Miss Bentwhistle, Mary Mabel’s employer, is not only The Academy’s founder and headmistress, but the sole surviving member of one of the county’s leading families. Fearing that this Holy Roller sideshow will create a scandal, she insists that Mary Mabel deny the supernatural; surely the boy was just unconscious. Mary Mabel refuses to deny her mother’s gift, and is fired. Destitute, she is an easy mark for the evangelists, who hire her to front a healing ministry. They plan to set up fake miracles. Their ace is that Mary Mabel, believing in her ability, will be able to pass on-stage lie detector tests concerning the legitimacy of her magic touch.
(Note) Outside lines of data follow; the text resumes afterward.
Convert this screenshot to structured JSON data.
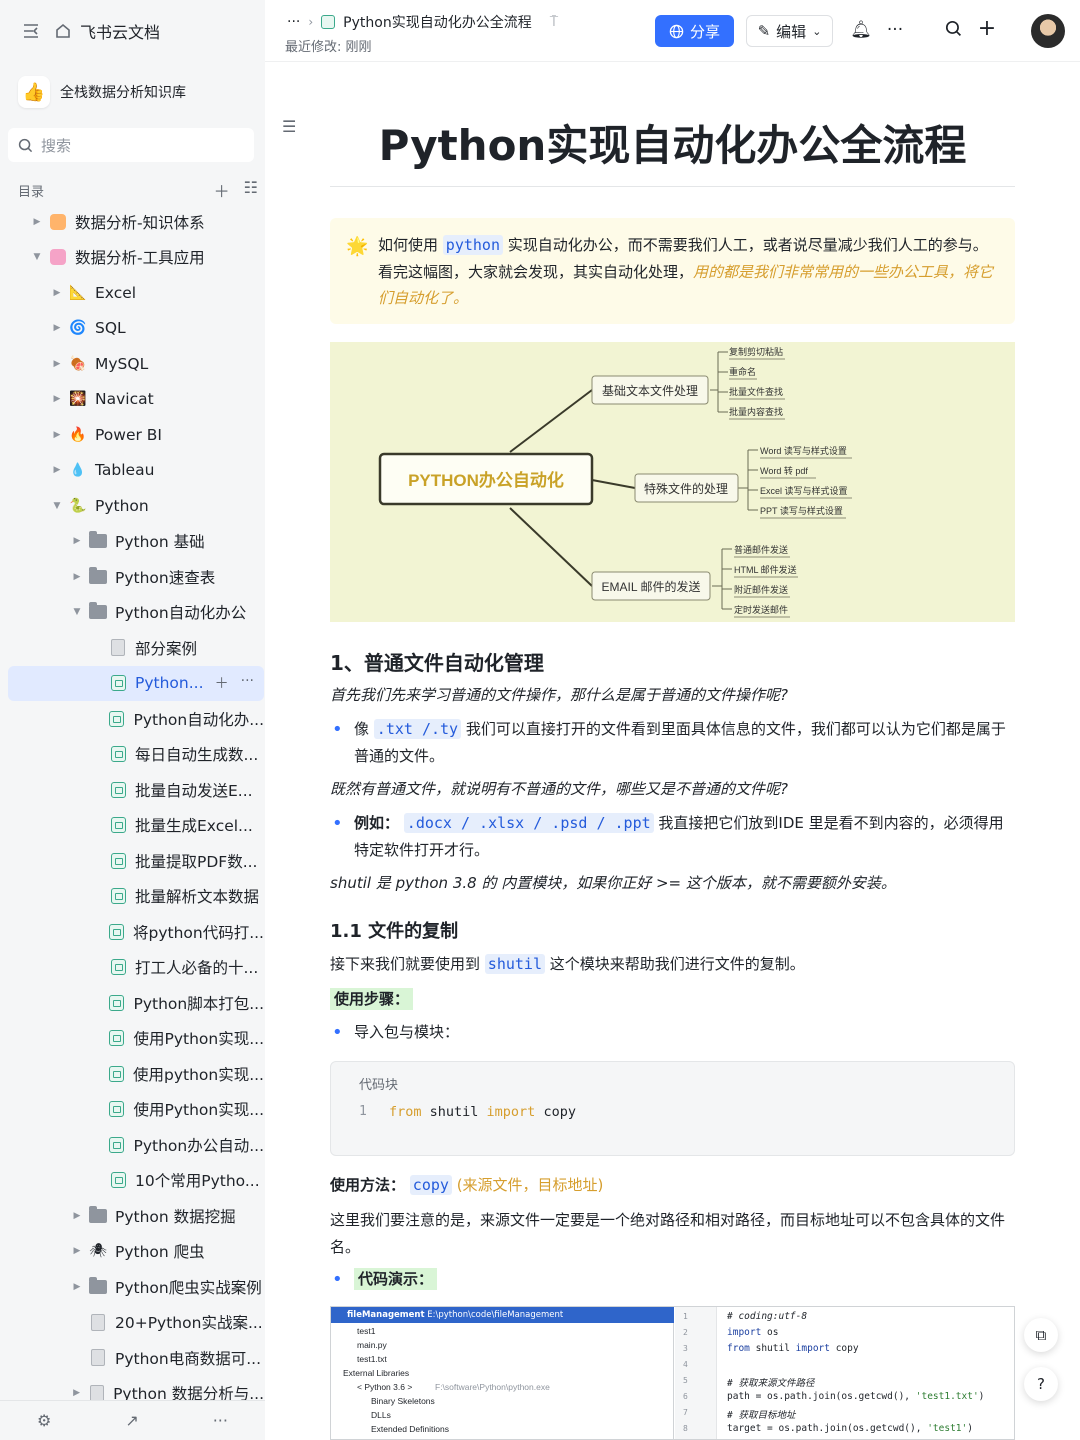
{
  "sidebar": {
    "app_title": "飞书云文档",
    "kb_name": "全栈数据分析知识库",
    "kb_icon": "thumbs-up-icon",
    "search_placeholder": "搜索",
    "toc_label": "目录",
    "tree": [
      {
        "label": "数据分析-知识体系",
        "depth": 0,
        "caret": "right",
        "icon": "orange-square-icon"
      },
      {
        "label": "数据分析-工具应用",
        "depth": 0,
        "caret": "down",
        "icon": "pink-square-icon"
      },
      {
        "label": "Excel",
        "depth": 1,
        "caret": "right",
        "icon": "excel-icon"
      },
      {
        "label": "SQL",
        "depth": 1,
        "caret": "right",
        "icon": "sql-icon"
      },
      {
        "label": "MySQL",
        "depth": 1,
        "caret": "right",
        "icon": "mysql-icon"
      },
      {
        "label": "Navicat",
        "depth": 1,
        "caret": "right",
        "icon": "navicat-icon"
      },
      {
        "label": "Power BI",
        "depth": 1,
        "caret": "right",
        "icon": "fire-icon"
      },
      {
        "label": "Tableau",
        "depth": 1,
        "caret": "right",
        "icon": "droplet-icon"
      },
      {
        "label": "Python",
        "depth": 1,
        "caret": "down",
        "icon": "python-icon"
      },
      {
        "label": "Python 基础",
        "depth": 2,
        "caret": "right",
        "icon": "folder-icon"
      },
      {
        "label": "Python速查表",
        "depth": 2,
        "caret": "right",
        "icon": "folder-icon"
      },
      {
        "label": "Python自动化办公",
        "depth": 2,
        "caret": "down",
        "icon": "folder-icon"
      },
      {
        "label": "部分案例",
        "depth": 3,
        "caret": "none",
        "icon": "page-icon"
      },
      {
        "label": "Python...",
        "depth": 3,
        "caret": "none",
        "icon": "doc-icon",
        "active": true
      },
      {
        "label": "Python自动化办...",
        "depth": 3,
        "caret": "none",
        "icon": "doc-icon"
      },
      {
        "label": "每日自动生成数...",
        "depth": 3,
        "caret": "none",
        "icon": "doc-icon"
      },
      {
        "label": "批量自动发送E...",
        "depth": 3,
        "caret": "none",
        "icon": "doc-icon"
      },
      {
        "label": "批量生成Excel...",
        "depth": 3,
        "caret": "none",
        "icon": "doc-icon"
      },
      {
        "label": "批量提取PDF数...",
        "depth": 3,
        "caret": "none",
        "icon": "doc-icon"
      },
      {
        "label": "批量解析文本数据",
        "depth": 3,
        "caret": "none",
        "icon": "doc-icon"
      },
      {
        "label": "将python代码打...",
        "depth": 3,
        "caret": "none",
        "icon": "doc-icon"
      },
      {
        "label": "打工人必备的十...",
        "depth": 3,
        "caret": "none",
        "icon": "doc-icon"
      },
      {
        "label": "Python脚本打包...",
        "depth": 3,
        "caret": "none",
        "icon": "doc-icon"
      },
      {
        "label": "使用Python实现...",
        "depth": 3,
        "caret": "none",
        "icon": "doc-icon"
      },
      {
        "label": "使用python实现...",
        "depth": 3,
        "caret": "none",
        "icon": "doc-icon"
      },
      {
        "label": "使用Python实现...",
        "depth": 3,
        "caret": "none",
        "icon": "doc-icon"
      },
      {
        "label": "Python办公自动...",
        "depth": 3,
        "caret": "none",
        "icon": "doc-icon"
      },
      {
        "label": "10个常用Pytho...",
        "depth": 3,
        "caret": "none",
        "icon": "doc-icon"
      },
      {
        "label": "Python 数据挖掘",
        "depth": 2,
        "caret": "right",
        "icon": "folder-icon"
      },
      {
        "label": "Python 爬虫",
        "depth": 2,
        "caret": "right",
        "icon": "spider-icon"
      },
      {
        "label": "Python爬虫实战案例",
        "depth": 2,
        "caret": "right",
        "icon": "folder-icon"
      },
      {
        "label": "20+Python实战案...",
        "depth": 2,
        "caret": "none",
        "icon": "page-icon"
      },
      {
        "label": "Python电商数据可...",
        "depth": 2,
        "caret": "none",
        "icon": "page-icon"
      },
      {
        "label": "Python 数据分析与...",
        "depth": 2,
        "caret": "right",
        "icon": "page-icon"
      }
    ]
  },
  "header": {
    "breadcrumb_ellipsis": "···",
    "breadcrumb_title": "Python实现自动化办公全流程",
    "last_modified": "最近修改: 刚刚",
    "share_label": "分享",
    "edit_label": "编辑"
  },
  "doc": {
    "title": "Python实现自动化办公全流程",
    "callout": {
      "p1": "如何使用",
      "code": "python",
      "p2": "实现自动化办公，而不需要我们人工，或者说尽量减少我们人工的参与。看完这幅图，大家就会发现，其实自动化处理，",
      "emph": "用的都是我们非常常用的一些办公工具，将它们自动化了。"
    },
    "mindmap": {
      "root": "PYTHON办公自动化",
      "branches": [
        {
          "label": "基础文本文件处理",
          "leaves": [
            "复制剪切粘贴",
            "重命名",
            "批量文件查找",
            "批量内容查找"
          ]
        },
        {
          "label": "特殊文件的处理",
          "leaves": [
            "Word 读写与样式设置",
            "Word 转 pdf",
            "Excel 读写与样式设置",
            "PPT 读写与样式设置"
          ]
        },
        {
          "label": "EMAIL 邮件的发送",
          "leaves": [
            "普通邮件发送",
            "HTML 邮件发送",
            "附近邮件发送",
            "定时发送邮件"
          ]
        }
      ]
    },
    "h1": "1、普通文件自动化管理",
    "q1": "首先我们先来学习普通的文件操作，那什么是属于普通的文件操作呢?",
    "b1_pre": "像",
    "b1_code": ".txt /.ty",
    "b1_post": "我们可以直接打开的文件看到里面具体信息的文件，我们都可以认为它们都是属于普通的文件。",
    "q2": "既然有普通文件，就说明有不普通的文件，哪些又是不普通的文件呢?",
    "b2_pre": "例如：",
    "b2_code": ".docx / .xlsx / .psd / .ppt",
    "b2_post": "我直接把它们放到IDE 里是看不到内容的，必须得用特定软件打开才行。",
    "note": "shutil 是 python 3.8 的 内置模块，如果你正好 >= 这个版本，就不需要额外安装。",
    "h2": "1.1 文件的复制",
    "p_shutil_pre": "接下来我们就要使用到",
    "p_shutil_code": "shutil",
    "p_shutil_post": "这个模块来帮助我们进行文件的复制。",
    "steps_label": "使用步骤：",
    "step1": "导入包与模块：",
    "codeblock_label": "代码块",
    "code_line_no": "1",
    "code_kw1": "from",
    "code_mod": " shutil ",
    "code_kw2": "import",
    "code_name": " copy",
    "usage_label": "使用方法：",
    "usage_code": "copy",
    "usage_args": "(来源文件，目标地址)",
    "p_note": "这里我们要注意的是，来源文件一定要是一个绝对路径和相对路径，而目标地址可以不包含具体的文件名。",
    "demo_label": "代码演示："
  },
  "ide": {
    "project": "fileManagement",
    "project_path": "E:\\python\\code\\fileManagement",
    "tree": [
      "test1",
      "main.py",
      "test1.txt",
      "External Libraries",
      "< Python 3.6 >",
      "F:\\software\\Python\\python.exe",
      "Binary Skeletons",
      "DLLs",
      "Extended Definitions"
    ],
    "line_numbers": [
      "1",
      "2",
      "3",
      "4",
      "5",
      "6",
      "7",
      "8"
    ],
    "code": {
      "l1": "# coding:utf-8",
      "l2_kw": "import",
      "l2_rest": " os",
      "l3_kw1": "from",
      "l3_mid": " shutil ",
      "l3_kw2": "import",
      "l3_rest": " copy",
      "l5": "# 获取来源文件路径",
      "l6_pre": "path = os.path.join(os.getcwd(), ",
      "l6_str": "'test1.txt'",
      "l6_post": ")",
      "l7": "# 获取目标地址",
      "l8_pre": "target = os.path.join(os.getcwd(), ",
      "l8_str": "'test1'",
      "l8_post": ")"
    }
  },
  "colors": {
    "accent": "#3370ff",
    "callout_bg": "#fefbe8",
    "mindmap_bg": "#f2f4d3",
    "emphasis_orange": "#d69e2e",
    "question_red": "#d25b2a"
  }
}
The Hearst press gets wind of “The Miracle Maid”, and soon Mary Mabel is news across the continent, a controversial star whose healing ministry sells papers by providing hope to the Depression’s hopeless. The Hearst reporter assigned to cover her, K.O. Doyle, is very aware of the byline rewards of successful puffery, and of his boss’s insecurities. Now in his seventies, William Randolph Hearst fears mortality. Death stalks his dreams, whispering, “You own the world, but I own you.” A young woman who can bring back the dead, well… In collaboration with Jack Warner, Hearst plans a musical bio-pic based on the resurrection as a vehicle for his gal pal, Marion Davies.

As for Miss Bentwhistle, her social position has long been a fraud, her late father having lost the family fortune in the Crash. All she has left are revenues from The Academy, and a gift for deceit. When her school is burned to the ground by a disgruntled English teacher, Miss Bentwhistle is bankrupt. Not to worry. She pockets The Academy’s endowments, packs a bag of paste jewelry, and heads to Los Angeles where she passes herself off as the Baroness Bentwhistle, “come to thaw and revivify in this City of Angels.” Soon she’s a rotating house guest among Hollywoodland’s nouveau riche.

It’s only a matter of time before our characters, lives reinvented — resurrected — reconnect in the Dream Factory, where truth is marketed in strips of celluloid.